Oggi l'Italia e per altri popoli un paese ospitante dell'immigrazione ma è necessario ricordarsi quando in passato erano gli italiani ad emigrare.
La Consigliera ricorda in proposito un film dal titolo "Migrantes" dove il protagonista cittadino italiano, romano, considera la positività della nascita del figlio su una nave argentina perché non ci sarebbe stata mai più una guerra, visto che i figli non dichiarano guerra ai padri.
La Consigliera passa la parola alla Dott.ssa Bouthaina Shaaban, consulente siriana del Ministero degli Affari Esteri, autrice di libri sulla situazione islamica femminile.

 

Intervento della Dott.ssa Bouthaina Shaaban

Ringrazio il Comune di Roma e la Consigliera Coen per avermi dato l'opportunità d'intervenire al Convegno.
Il compito più importante che mi sono prefissata è stato quello di gettare dei ponti tra oriente e occidente. Una necessità che ho sentito urgente, perché sono una donna araba musulmana, che ha vissuto diversi anni in occidente ed ho constatato come, reciprocamente, ci sia una percezione distorta di queste due culture. Pertanto, in questa mia breve vita, sto cercando di rettificare questa visione errata, che esiste per entrambi.
Penso che il rapporto difficile tra l'oriente e l'occidente abbia un'origine storica e, in questa situazione, siano state le donne, sia occidentali che orientali, ad essere più penalizzate.
Ad esempio, l'occidente guarda all'islam, giudicando soprattutto la donna musulmana dall'aspetto esteriore e quindi l'idea che si forma dell'oriente e basata su di un elemento esteriore; la stessa cosa accade in oriente, dove taluni sono contrari all'emancipazione femminile occidentale, che avrebbe prodotto tanti mali come il divorzio e la disoccupazione e, quindi, sono contro le donne che ancora una volta, ne subiscono le conseguenze.
E poiché le donne partecipano molto poco al processo decisionale, non possono rettificare questa visione distorta che, pertanto, si perpetua.
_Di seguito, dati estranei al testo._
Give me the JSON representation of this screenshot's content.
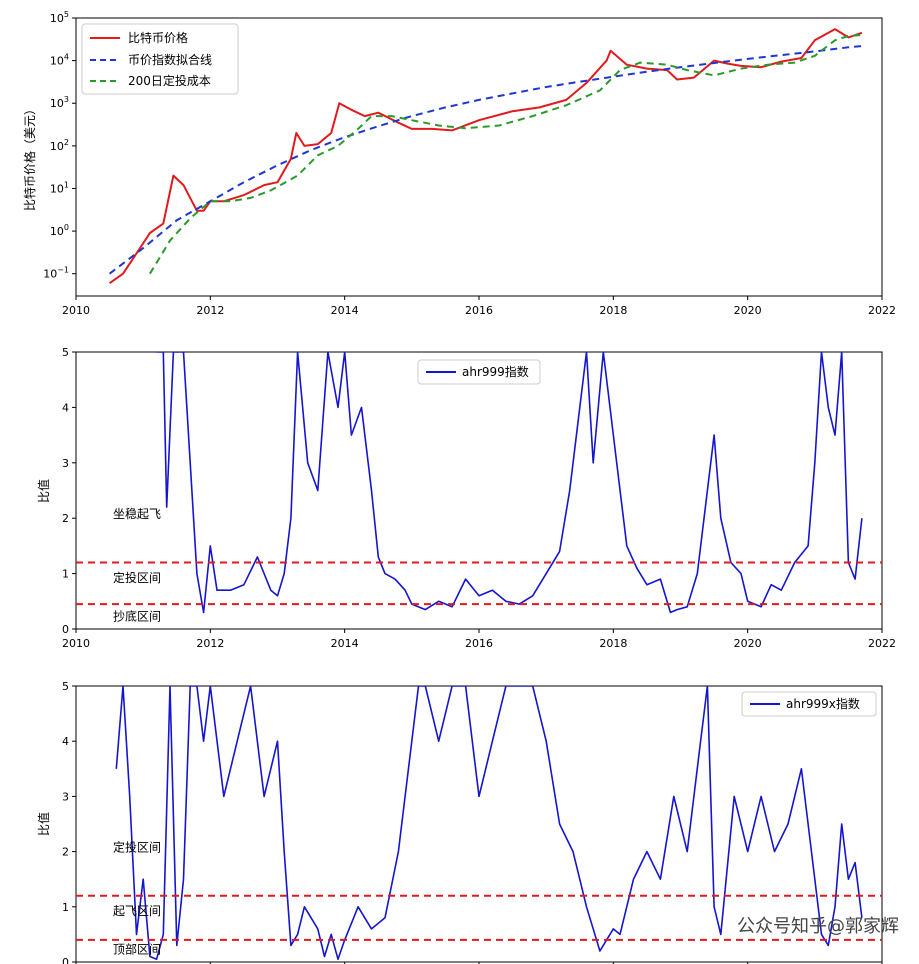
{
  "colors": {
    "price": "#e31a1c",
    "fit": "#1f35d6",
    "dca": "#2a9a2a",
    "index": "#1515d0",
    "threshold": "#e31a1c"
  },
  "watermark": "公众号知乎@郭家辉",
  "chart_data": [
    {
      "type": "line",
      "yscale": "log",
      "ylabel": "比特币价格（美元）",
      "xlim": [
        2010,
        2022
      ],
      "ylim": [
        0.03,
        100000
      ],
      "xticks": [
        "2010",
        "2012",
        "2014",
        "2016",
        "2018",
        "2020",
        "2022"
      ],
      "yticks": [
        "10^-1",
        "10^0",
        "10^1",
        "10^2",
        "10^3",
        "10^4",
        "10^5"
      ],
      "legend_position": "top-left",
      "series": [
        {
          "name": "比特币价格",
          "style": "solid",
          "x": [
            2010.5,
            2010.7,
            2010.9,
            2011.1,
            2011.3,
            2011.45,
            2011.6,
            2011.8,
            2011.9,
            2012.0,
            2012.2,
            2012.5,
            2012.8,
            2013.0,
            2013.2,
            2013.28,
            2013.4,
            2013.6,
            2013.8,
            2013.92,
            2014.1,
            2014.3,
            2014.5,
            2014.8,
            2015.0,
            2015.3,
            2015.6,
            2016.0,
            2016.5,
            2016.9,
            2017.3,
            2017.6,
            2017.9,
            2017.96,
            2018.2,
            2018.5,
            2018.8,
            2018.95,
            2019.2,
            2019.5,
            2019.7,
            2019.9,
            2020.2,
            2020.5,
            2020.8,
            2021.0,
            2021.3,
            2021.5,
            2021.7
          ],
          "y": [
            0.06,
            0.1,
            0.3,
            0.9,
            1.5,
            20,
            12,
            3,
            3,
            5,
            5,
            7,
            12,
            14,
            50,
            200,
            100,
            110,
            200,
            1000,
            700,
            500,
            600,
            350,
            250,
            250,
            230,
            400,
            650,
            800,
            1200,
            3000,
            10000,
            17000,
            8000,
            6500,
            6000,
            3600,
            4000,
            10000,
            8500,
            7500,
            7000,
            9500,
            11500,
            30000,
            55000,
            35000,
            45000
          ]
        },
        {
          "name": "币价指数拟合线",
          "style": "dashed",
          "x": [
            2010.5,
            2011.0,
            2011.5,
            2012.0,
            2012.5,
            2013.0,
            2013.5,
            2014.0,
            2014.5,
            2015.0,
            2015.5,
            2016.0,
            2016.5,
            2017.0,
            2017.5,
            2018.0,
            2018.5,
            2019.0,
            2019.5,
            2020.0,
            2020.5,
            2021.0,
            2021.5,
            2021.7
          ],
          "y": [
            0.1,
            0.4,
            1.8,
            5,
            14,
            35,
            80,
            160,
            290,
            500,
            800,
            1200,
            1700,
            2400,
            3200,
            4200,
            5500,
            7000,
            8800,
            11000,
            13500,
            16500,
            20500,
            22000
          ]
        },
        {
          "name": "200日定投成本",
          "style": "dashed",
          "x": [
            2011.1,
            2011.4,
            2011.7,
            2012.0,
            2012.3,
            2012.6,
            2012.9,
            2013.3,
            2013.6,
            2013.9,
            2014.2,
            2014.4,
            2014.7,
            2015.0,
            2015.4,
            2015.8,
            2016.3,
            2016.8,
            2017.3,
            2017.8,
            2018.1,
            2018.4,
            2018.8,
            2019.1,
            2019.5,
            2019.9,
            2020.3,
            2020.7,
            2021.0,
            2021.3,
            2021.5,
            2021.7
          ],
          "y": [
            0.1,
            0.6,
            2,
            5,
            5,
            6,
            9,
            20,
            60,
            100,
            250,
            500,
            500,
            400,
            300,
            260,
            300,
            500,
            900,
            2000,
            6000,
            9000,
            8000,
            6000,
            4500,
            6500,
            8000,
            9000,
            13000,
            30000,
            38000,
            40000
          ]
        }
      ]
    },
    {
      "type": "line",
      "ylabel": "比值",
      "xlim": [
        2010,
        2022
      ],
      "ylim": [
        0,
        5
      ],
      "xticks": [
        "2010",
        "2012",
        "2014",
        "2016",
        "2018",
        "2020",
        "2022"
      ],
      "yticks": [
        "0",
        "1",
        "2",
        "3",
        "4",
        "5"
      ],
      "legend_position": "top-center",
      "thresholds": [
        1.2,
        0.45
      ],
      "annotations": [
        {
          "text": "坐稳起飞",
          "x": 2010.55,
          "y": 2.0
        },
        {
          "text": "定投区间",
          "x": 2010.55,
          "y": 0.85
        },
        {
          "text": "抄底区间",
          "x": 2010.55,
          "y": 0.15
        }
      ],
      "series": [
        {
          "name": "ahr999指数",
          "x": [
            2011.2,
            2011.3,
            2011.35,
            2011.45,
            2011.55,
            2011.6,
            2011.7,
            2011.8,
            2011.9,
            2012.0,
            2012.1,
            2012.3,
            2012.5,
            2012.7,
            2012.9,
            2013.0,
            2013.1,
            2013.2,
            2013.3,
            2013.45,
            2013.6,
            2013.75,
            2013.9,
            2014.0,
            2014.1,
            2014.25,
            2014.4,
            2014.5,
            2014.6,
            2014.75,
            2014.9,
            2015.0,
            2015.2,
            2015.4,
            2015.6,
            2015.8,
            2016.0,
            2016.2,
            2016.4,
            2016.6,
            2016.8,
            2017.0,
            2017.2,
            2017.35,
            2017.5,
            2017.6,
            2017.7,
            2017.85,
            2017.95,
            2018.05,
            2018.2,
            2018.35,
            2018.5,
            2018.7,
            2018.85,
            2018.95,
            2019.1,
            2019.25,
            2019.4,
            2019.5,
            2019.6,
            2019.75,
            2019.9,
            2020.0,
            2020.2,
            2020.35,
            2020.5,
            2020.7,
            2020.9,
            2021.0,
            2021.1,
            2021.2,
            2021.3,
            2021.4,
            2021.5,
            2021.6,
            2021.7
          ],
          "y": [
            5,
            5,
            2.2,
            5,
            5,
            5,
            3,
            1.0,
            0.3,
            1.5,
            0.7,
            0.7,
            0.8,
            1.3,
            0.7,
            0.6,
            1.0,
            2,
            5,
            3,
            2.5,
            5,
            4,
            5,
            3.5,
            4,
            2.5,
            1.3,
            1.0,
            0.9,
            0.7,
            0.45,
            0.35,
            0.5,
            0.4,
            0.9,
            0.6,
            0.7,
            0.5,
            0.45,
            0.6,
            1.0,
            1.4,
            2.5,
            4,
            5,
            3,
            5,
            4,
            3,
            1.5,
            1.1,
            0.8,
            0.9,
            0.3,
            0.35,
            0.4,
            1.0,
            2.5,
            3.5,
            2,
            1.2,
            1.0,
            0.5,
            0.4,
            0.8,
            0.7,
            1.2,
            1.5,
            3,
            5,
            4,
            3.5,
            5,
            1.2,
            0.9,
            2.0
          ]
        }
      ]
    },
    {
      "type": "line",
      "ylabel": "比值",
      "xlim": [
        2010,
        2022
      ],
      "ylim": [
        0,
        5
      ],
      "yticks": [
        "0",
        "1",
        "2",
        "3",
        "4",
        "5"
      ],
      "legend_position": "top-right",
      "thresholds": [
        1.2,
        0.4
      ],
      "annotations": [
        {
          "text": "定投区间",
          "x": 2010.55,
          "y": 2.0
        },
        {
          "text": "起飞区间",
          "x": 2010.55,
          "y": 0.85
        },
        {
          "text": "顶部区间",
          "x": 2010.55,
          "y": 0.15
        }
      ],
      "series": [
        {
          "name": "ahr999x指数",
          "x": [
            2010.6,
            2010.7,
            2010.8,
            2010.9,
            2011.0,
            2011.1,
            2011.2,
            2011.3,
            2011.4,
            2011.5,
            2011.6,
            2011.7,
            2011.8,
            2011.9,
            2012.0,
            2012.2,
            2012.4,
            2012.6,
            2012.8,
            2013.0,
            2013.1,
            2013.2,
            2013.3,
            2013.4,
            2013.5,
            2013.6,
            2013.7,
            2013.8,
            2013.9,
            2014.0,
            2014.2,
            2014.4,
            2014.6,
            2014.8,
            2015.0,
            2015.1,
            2015.2,
            2015.4,
            2015.6,
            2015.8,
            2016.0,
            2016.2,
            2016.4,
            2016.6,
            2016.8,
            2017.0,
            2017.2,
            2017.4,
            2017.6,
            2017.8,
            2017.9,
            2018.0,
            2018.1,
            2018.3,
            2018.5,
            2018.7,
            2018.9,
            2019.1,
            2019.3,
            2019.4,
            2019.5,
            2019.6,
            2019.8,
            2020.0,
            2020.2,
            2020.4,
            2020.6,
            2020.8,
            2021.0,
            2021.1,
            2021.2,
            2021.3,
            2021.4,
            2021.5,
            2021.6,
            2021.7
          ],
          "y": [
            3.5,
            5,
            3,
            0.5,
            1.5,
            0.1,
            0.05,
            0.5,
            5,
            0.3,
            1.5,
            5,
            5,
            4,
            5,
            3,
            4,
            5,
            3,
            4,
            2,
            0.3,
            0.5,
            1,
            0.8,
            0.6,
            0.1,
            0.5,
            0.05,
            0.4,
            1,
            0.6,
            0.8,
            2,
            4,
            5,
            5,
            4,
            5,
            5,
            3,
            4,
            5,
            5,
            5,
            4,
            2.5,
            2,
            1,
            0.2,
            0.4,
            0.6,
            0.5,
            1.5,
            2,
            1.5,
            3,
            2,
            4,
            5,
            1,
            0.5,
            3,
            2,
            3,
            2,
            2.5,
            3.5,
            1.5,
            0.5,
            0.3,
            1.0,
            2.5,
            1.5,
            1.8,
            0.8
          ]
        }
      ]
    }
  ]
}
Le donne partecipano alla creazione di arte e cultura, ma non hanno poi la possibilità di seguire quanto creano.
Il mondo, come villaggio globale, e una tecnologia nata da diversi anni che dovrebbe avvicinarci ma, dopo l'11 settembre, io ritengo che si siano accentuati i divari tra le diverse culture, anche se abbiamo sempre più bisogno di colmare questi divari, con una incomprensione culturale tra islam e occidente, tra il terzo mondo e il mondo industrializzato.
Il mio auspicio e che dopo questo evento dell'11 settembre si possa cominciare a gettare dei legami culturali che possano avvicinare tra di loro paesi e nazioni.
Sono una donna araba musulmana e, leggendo la stampa estera, mi rendo conto che quello che viene scritto dai mass media sul mondo arabo è una visione distorta , molto difforme dalla realta, e quindi anziché dare informazione creano barriere per la comunicazione. Pertanto bisognerebbe creare altri canali alternativi di comunicazione o perlomeno mettere in discussione quanto viene scritto.
Ritengo che questo incontro sia proficuo per lavorare insieme, uomini e donne, per creare una maggiore comprensione tra i popoli, perché in assenza di ciò andremo incontro a gravi pericoli. La mia speranza è che in tutto il mondo sia consentito alle donne di svolgere un ruolo piu attivo. Questo perché le donne sono piu vicine alla realta, perché hanno dei figli, hanno piu istinto verso ciò che è piu autentico della vita. E non dico ciò perché sono una donna, ma perché penso veramente che dando alle donne maggior spazio ci sia una speranza maggiore per il mondo intero.
Penso che la prospettiva che viene attualmente utilizzata nelle relazioni internazionali, nei problemi su scala mondiale, sia una prospettiva deficitaria, carente; forse, se alle donne venisse dato piu spazio, potrebbero contribuire ad una prospettiva migliore, potrebbero aiutarci tutti a percorrere in modo positivo questa via che abbiamo davanti.
Concludo dicendo che sarebbe necessario portare all'attenzione di coloro che hanno poteri decisionali tali prospettive innovative. Anche se sono venuta dalla Siria soltanto ieri, mi sento accomunata a voi, alla vostra realtà, perché abbiamo gli stessi obiettivi, le stesse aspirazioni. L'importante dunque è che a tutte le donne sia data una maggiore partecipazione, non per fare loro un favore ma per dare una maggiore possibilità all'umanita intera.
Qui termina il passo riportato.